In the first part of this series, we looked at some questions that others might ask us about our faith, as well as where we could look for answers ahead of time (before we are asked something that would otherwise stump us).
This article covers a little bit about the study of apologetics. This may take the form of a book, a lecture, or sometimes a debate, where a Christian explains the facts behind his or her faith in God. Apologetics can be used to explain why things are the way they are, or to defend against false claims – whether against the Bible or against the teachings of Jesus.
For someone genuinely trying to learn more about the facts and the philosophy behind the Christian faith, apologetics are a great way to reinforce rational belief, and to understand why many others have made the same choice.
However, the next verse (see the preceding article for the context, here) makes it clear that our answers – to those who have questions for us about our faith – shouldn’t be obnoxious or rude.
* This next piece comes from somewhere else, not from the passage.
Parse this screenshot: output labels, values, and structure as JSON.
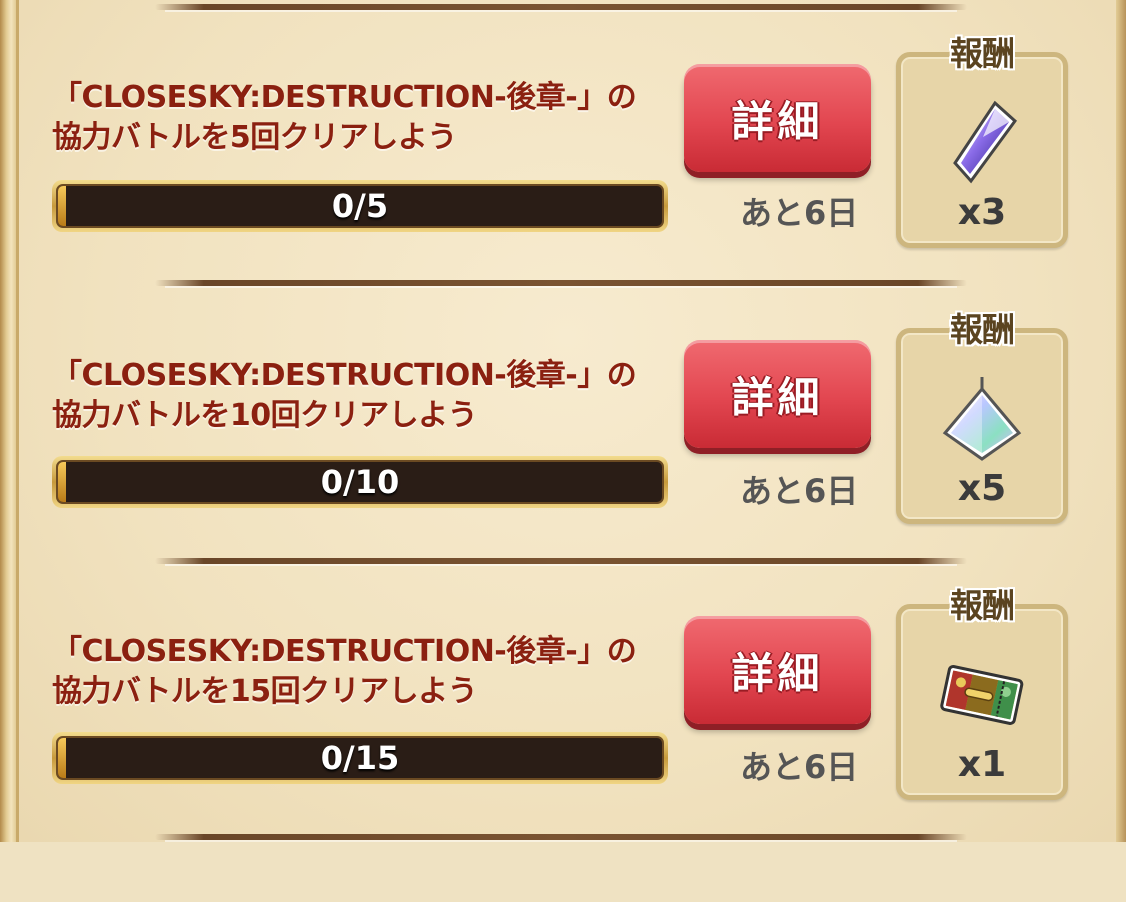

But do this in a gentle and respectful way. Keep your conscience clear. Then if people speak against you, they will be ashamed when they see what a good life you live because you belong to Christ.
1 Peter 3:16 NLT
(Or, for further study, 1 Peter 3:13-17 sets a bigger picture, yet.)
The truth is not meant to be a giant stick that we club people over the head with. Just like being singled out in a group, laughed at by others, or generally humiliated for saying the wrong answer at school, none of us like to have someone tell us that our statements – or our viewpoints – are wrong. However, when we are wrong, we would much rather have someone politely (and often privately) explain to us what we’re missing, instead of calling us out in front of others. For example, if you’ve got something in your teeth, it’s much better if a friend gives you a discreet signal to check a mirror, compared to having a loudmouth announce to everyone at the table that you’re still sporting a spinach leaf from two courses earlier in the meal.
The study of the truth is not meant to make us feel smarter or better than anyone else, or to beat them up for being wrong. Instead, having a good answer – a good testimony – should help others connect the difference in our lives with the reason for that difference, and hopefully encourage them to come to the same conclusions. Opportunities to teach the truth are special chances to help others out.
So, seek out answers to what you believe, and – whether or not those topics come up in conversation – you will be ready to explain your faith to others. If that seems a little intimidating, read what Jesus told His disciples in the passage below:
When they bring you before the synagogues and the rulers and the authorities, do not worry about how or what you are to speak in your defense, or what you are to say; for the Holy Spirit will teach you in that very hour what you ought to say.”
Luke 12:11-12 NASB
While I don’t think that this gives us the option to not be ready with an understanding of our faith, it does mean that we don’t have to worry whether we’ll say just the “right” thing at the right time. Remember, you’re not going to save anyone today on your own. Only Jesus can do that; all you can do is to “make the introduction”.